Plus... isn't the woman, cited in the original post, comparing a long period of sanctions to a month or so of post-war recovery? Hardly seems fair to come to any dramatic conclusions about the role of women in the "new Iraq".
posted by Witty at 11:40 AM on May 21, 2003


Maybe once Iraqis stop tearing telephone cable out of the ground and return to work, there will be time to speak of women's role in the modern Iraq.

I think at present, the focus should probably be on basics... Then we can get into larger conceptual issues, no?

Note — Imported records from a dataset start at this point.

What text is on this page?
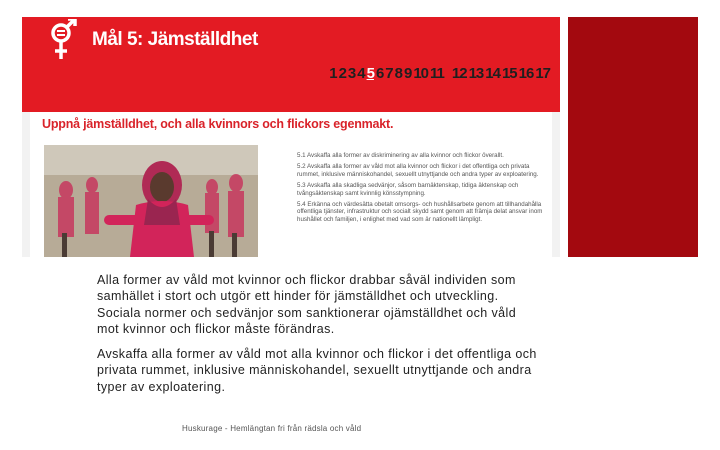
Mål 5: Jämställdhet
1 2 3 4 5 6 7 8 9 10 11 12 13 14 15 16 17
Uppnå jämställdhet, och alla kvinnors och flickors egenmakt.

5.1 Avskaffa alla former av diskriminering av alla kvinnor och flickor överallt.

5.2 Avskaffa alla former av våld mot alla kvinnor och flickor i det offentliga och privata rummet, inklusive människohandel, sexuellt utnyttjande och andra typer av exploatering.

5.3 Avskaffa alla skadliga sedvänjor, såsom barnäktenskap, tidiga äktenskap och tvångsäktenskap samt kvinnlig könsstympning.

5.4 Erkänna och värdesätta obetalt omsorgs- och hushållsarbete genom att tillhandahålla offentliga tjänster, infrastruktur och socialt skydd samt genom att främja delat ansvar inom hushållet och familjen, i enlighet med vad som är nationellt lämpligt.

Alla former av våld mot kvinnor och flickor drabbar såväl individen som samhället i stort och utgör ett hinder för jämställdhet och utveckling. Sociala normer och sedvänjor som sanktionerar ojämställdhet och våld mot kvinnor och flickor måste förändras.

Avskaffa alla former av våld mot alla kvinnor och flickor i det offentliga och privata rummet, inklusive människohandel, sexuellt utnyttjande och andra typer av exploatering.

Huskurage - Hemlängtan fri från rädsla och våld
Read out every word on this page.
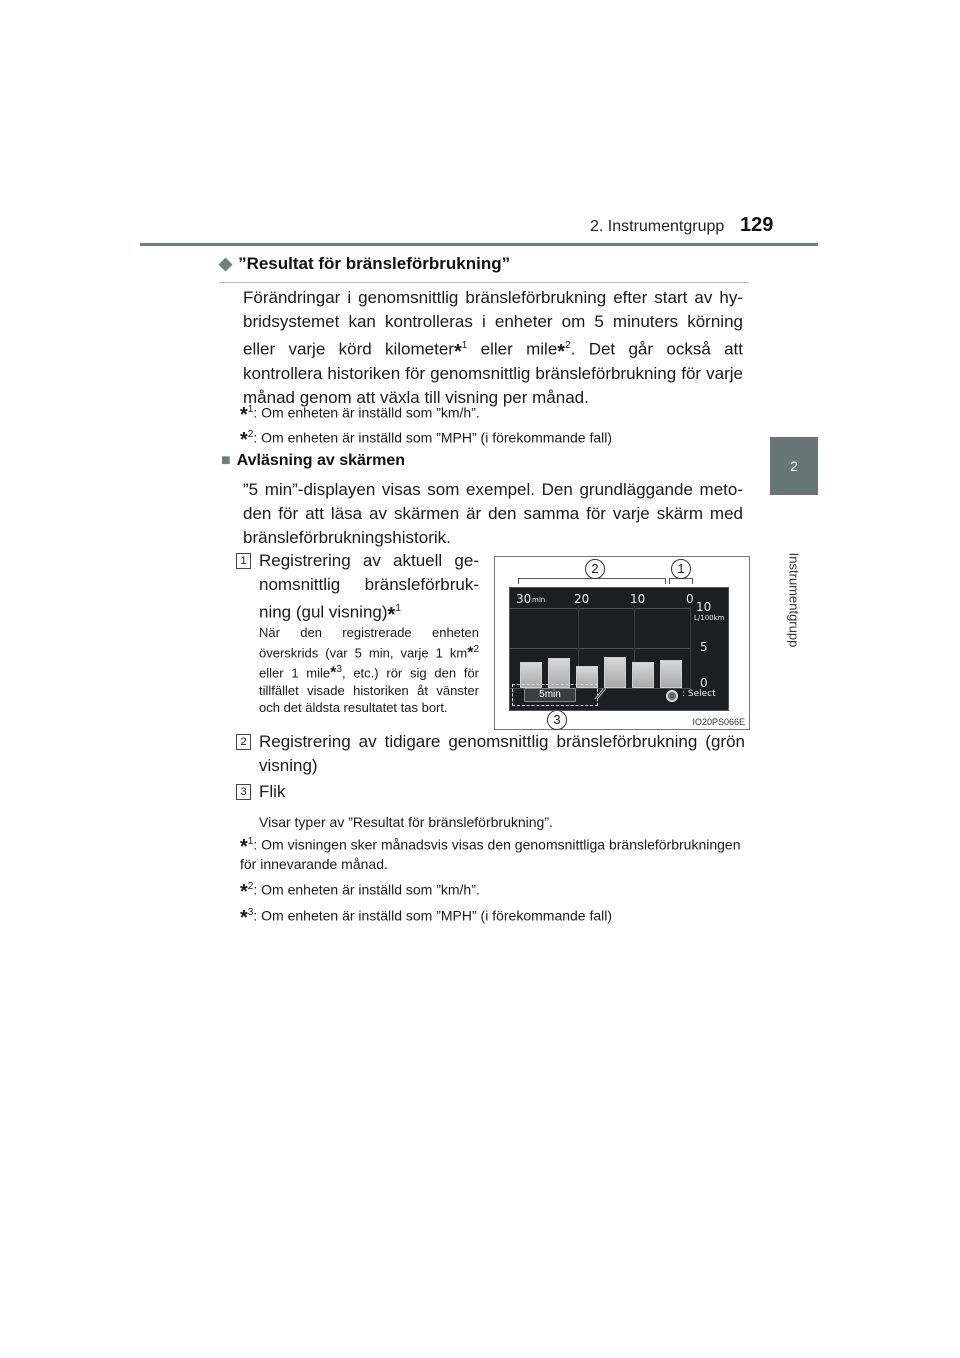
2. Instrumentgrupp 129
2
Instrumentgrupp
◆ ”Resultat för bränsleförbrukning”
Förändringar i genomsnittlig bränsleförbrukning efter start av hybridsystemet kan kontrolleras i enheter om 5 minuters körning eller varje körd kilometer*$^1$ eller mile*$^2$. Det går också att kontrollera historiken för genomsnittlig bränsleförbrukning för varje månad genom att växla till visning per månad.
*$^1$: Om enheten är inställd som ”km/h”.
*$^2$: Om enheten är inställd som ”MPH” (i förekommande fall)
■ Avläsning av skärmen
”5 min”-displayen visas som exempel. Den grundläggande metoden för att läsa av skärmen är den samma för varje skärm med bränsleförbrukningshistorik.
1 Registrering av aktuell genomsnittlig bränsleförbrukning (gul visning)*$^1$
När den registrerade enheten överskrids (var 5 min, varje 1 km*$^2$ eller 1 mile*$^3$, etc.) rör sig den för tillfället visade historiken åt vänster och det äldsta resultatet tas bort.
2	1
3
30 min 20	10	0
10
L/100km
5
0
5min	⁄⁄	: Select
IO20PS066E
2 Registrering av tidigare genomsnittlig bränsleförbrukning (grön visning)
3 Flik
Visar typer av ”Resultat för bränsleförbrukning”.
*$^1$: Om visningen sker månadsvis visas den genomsnittliga bränsleförbrukningen för innevarande månad.
*$^2$: Om enheten är inställd som ”km/h”.
*$^3$: Om enheten är inställd som ”MPH” (i förekommande fall)
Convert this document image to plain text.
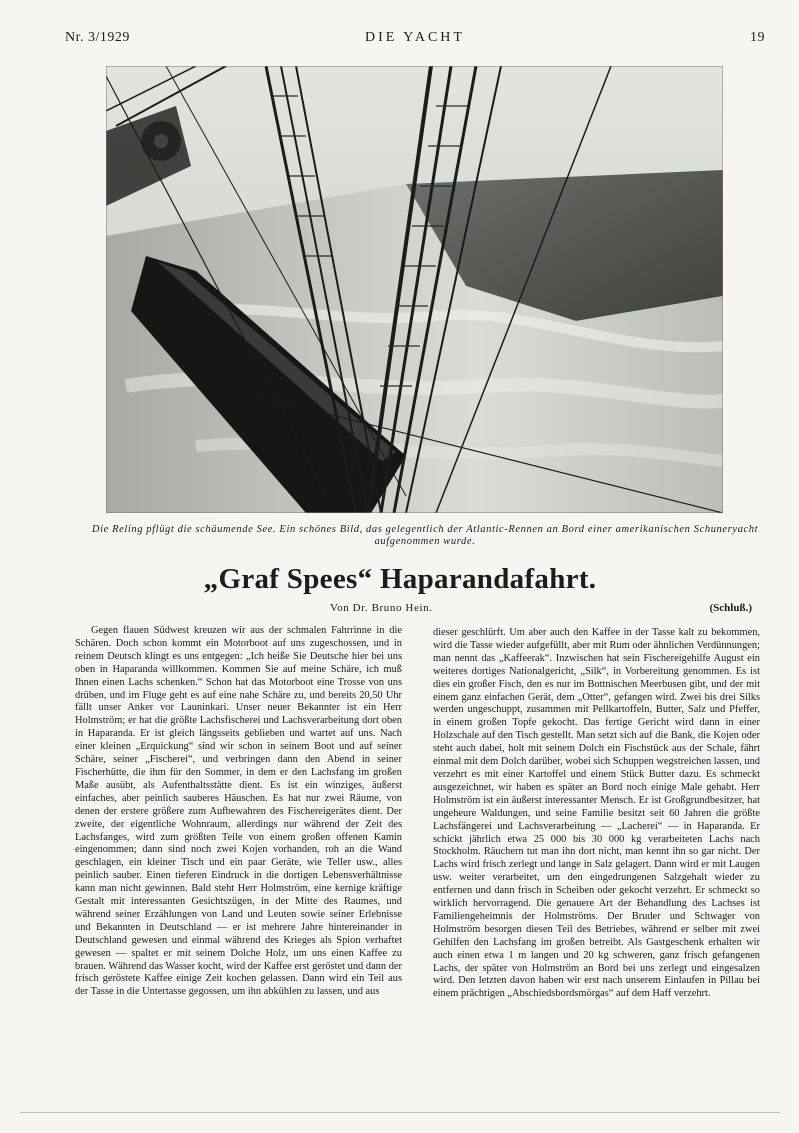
Nr. 3/1929	DIE YACHT	19
Die Reling pflügt die schäumende See. Ein schönes Bild, das gelegentlich der Atlantic-Rennen an Bord einer amerikanischen Schuneryacht aufgenommen wurde.
„Graf Spees“ Haparandafahrt.
Von Dr. Bruno Hein.	(Schluß.)

Gegen flauen Südwest kreuzen wir aus der schmalen Fahrrinne in die Schären. Doch schon kommt ein Motorboot auf uns zugeschossen, und in reinem Deutsch klingt es uns entgegen: „Ich heiße Sie Deutsche hier bei uns oben in Haparanda willkommen. Kommen Sie auf meine Schäre, ich muß Ihnen einen Lachs schenken.“ Schon hat das Motorboot eine Trosse von uns drüben, und im Fluge geht es auf eine nahe Schäre zu, und bereits 20,50 Uhr fällt unser Anker vor Launinkari. Unser neuer Bekannter ist ein Herr Holmström; er hat die größte Lachsfischerei und Lachsverarbeitung dort oben in Haparanda. Er ist gleich längsseits geblieben und wartet auf uns. Nach einer kleinen „Erquickung“ sind wir schon in seinem Boot und auf seiner Schäre, seiner „Fischerei“, und verbringen dann den Abend in seiner Fischerhütte, die ihm für den Sommer, in dem er den Lachsfang im großen Maße ausübt, als Aufenthaltsstätte dient. Es ist ein winziges, äußerst einfaches, aber peinlich sauberes Häuschen. Es hat nur zwei Räume, von denen der erstere größere zum Aufbewahren des Fischereigerätes dient. Der zweite, der eigentliche Wohnraum, allerdings nur während der Zeit des Lachsfanges, wird zum größten Teile von einem großen offenen Kamin eingenommen; dann sind noch zwei Kojen vorhanden, roh an die Wand geschlagen, ein kleiner Tisch und ein paar Geräte, wie Teller usw., alles peinlich sauber. Einen tieferen Eindruck in die dortigen Lebensverhältnisse kann man nicht gewinnen. Bald steht Herr Holmström, eine kernige kräftige Gestalt mit interessanten Gesichtszügen, in der Mitte des Raumes, und während seiner Erzählungen von Land und Leuten sowie seiner Erlebnisse und Bekannten in Deutschland — er ist mehrere Jahre hintereinander in Deutschland gewesen und einmal während des Krieges als Spion verhaftet gewesen — spaltet er mit seinem Dolche Holz, um uns einen Kaffee zu brauen. Während das Wasser kocht, wird der Kaffee erst geröstet und dann der frisch geröstete Kaffee einige Zeit kochen gelassen. Dann wird ein Teil aus der Tasse in die Untertasse gegossen, um ihn abkühlen zu lassen, und aus

dieser geschlürft. Um aber auch den Kaffee in der Tasse kalt zu bekommen, wird die Tasse wieder aufgefüllt, aber mit Rum oder ähnlichen Verdünnungen; man nennt das „Kaffeerak“. Inzwischen hat sein Fischereigehilfe August ein weiteres dortiges Nationalgericht, „Silk“, in Vorbereitung genommen. Es ist dies ein großer Fisch, den es nur im Bottnischen Meerbusen gibt, und der mit einem ganz einfachen Gerät, dem „Otter“, gefangen wird. Zwei bis drei Silks werden ungeschuppt, zusammen mit Pellkartoffeln, Butter, Salz und Pfeffer, in einem großen Topfe gekocht. Das fertige Gericht wird dann in einer Holzschale auf den Tisch gestellt. Man setzt sich auf die Bank, die Kojen oder steht auch dabei, holt mit seinem Dolch ein Fischstück aus der Schale, fährt einmal mit dem Dolch darüber, wobei sich Schuppen wegstreichen lassen, und verzehrt es mit einer Kartoffel und einem Stück Butter dazu. Es schmeckt ausgezeichnet, wir haben es später an Bord noch einige Male gehabt. Herr Holmström ist ein äußerst interessanter Mensch. Er ist Großgrundbesitzer, hat ungeheure Waldungen, und seine Familie besitzt seit 60 Jahren die größte Lachsfängerei und Lachsverarbeitung — „Lacherei“ — in Haparanda. Er schickt jährlich etwa 25 000 bis 30 000 kg verarbeiteten Lachs nach Stockholm. Räuchern tut man ihn dort nicht, man kennt ihn so gar nicht. Der Lachs wird frisch zerlegt und lange in Salz gelagert. Dann wird er mit Laugen usw. weiter verarbeitet, um den eingedrungenen Salzgehalt wieder zu entfernen und dann frisch in Scheiben oder gekocht verzehrt. Er schmeckt so wirklich hervorragend. Die genauere Art der Behandlung des Lachses ist Familiengeheimnis der Holmströms. Der Bruder und Schwager von Holmström besorgen diesen Teil des Betriebes, während er selber mit zwei Gehilfen den Lachsfang im großen betreibt. Als Gastgeschenk erhalten wir auch einen etwa 1 m langen und 20 kg schweren, ganz frisch gefangenen Lachs, der später von Holmström an Bord bei uns zerlegt und eingesalzen wird. Den letzten davon haben wir erst nach unserem Einlaufen in Pillau bei einem prächtigen „Abschiedsbordsmörgas“ auf dem Haff verzehrt.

Ah yes, women's issues always come at the bottom of the list. In the 19th century, we had to solve the race issue before we could worry about female suffrage. After WWII, women had to get out of the work force because returning GIs needed jobs. It's always something. Especially in the Middle East.
posted by languagehat at 12:34 PM on May 21, 2003


I'm sure that the role of women in Iraq will be addressed long before the role of dog in Iraq gets any attention at all. So, perhaps that will give you some comfort languagehat.... pffft.
posted by Witty at 12:47 PM on May 21, 2003


You mean... women are more important than dogs? Whew!
*wipes brow with relief*
I don't know what I was thinking. Thanks for reassuring me.
posted by languagehat at 1:29 PM on May 21, 2003


nofundy, we are basically in agreement (for the first time ever?) that at this point, coalitiion forces need to take responsibility for controlling the chaos in Iraq, though I don't know that you and I would agree that they are making efforts to do just that.

My point, however, was much of what was said in the article. "As soon as the country gets running and the electricity comes back, things will fall into place and women will start shopping around for a niche." It's a little early to consider this a crisis, just yet.

Ah yes, women's issues always come at the bottom of the list.

Not at the bottom of the list, no. Somewhat lower on the list than potable water, power and general law and order in the streets, yes.
posted by Dreama at 2:04 PM on May 21, 2003


Hmmm, seems to me that if you are going to rebuild a society the infrastructure restoration needs to go hand in hand with the political/social/cultural. Not that the comparison is totally valid, but the Western occupiers of Germany and Japan after WWII went right to work on values, along with the cleaning up and rebuilding. Basic law and order issues and societal attitudes toward women are often connected, after all.
posted by gudrun at 8:54 PM on May 21, 2003


Women’s Liberation: Afghanistan, Iraq, and Iran
Thursday, May 22, 2003
8:30-11:00 a.m.
National Press Club, 14th and F Sts., NW
posted by sheauga at 3:38 AM on May 22, 2003


Iraq's Silenced Majority by Zainab Al-Suwaij, executive director of the American Islamic Congress and a delegate to the United States-organized conference in Baghdad to determine a new government for Iraq.
We must heal these wounds of division and mistrust within Iraqi families and between various groups. This means that wherever the Baath Party worked to destroy the institutions of civil society, all Iraqis, including women, should be given a role in rebuilding and healing — from government ministries to the oil industry to education to the legal system.

America is struggling to create order amid the power vacuum in Iraq. Building democracy is a long-term process, but enabling women to lead and participate in all aspects of Iraqi society can begin immediately. Imagine an Iraq where women are represented throughout the public and private sectors, and then imagine the example this will set for the entire region.

Helping to build a free government out of the rubble of tyranny is thrilling. You feel and see history being created all around you. But this history will endure only if all Iraqis are part of it.
posted by languagehat at 8:32 AM on May 23, 2003


That's great... and I totally ageree. I just think it's a bit early to be moaning about the lack of participation in the rebuilding process. This process will last a good decade or more. There's plenty of time for everyone to get involved. The war has been over for ~month... soldiers and civilians are still dying.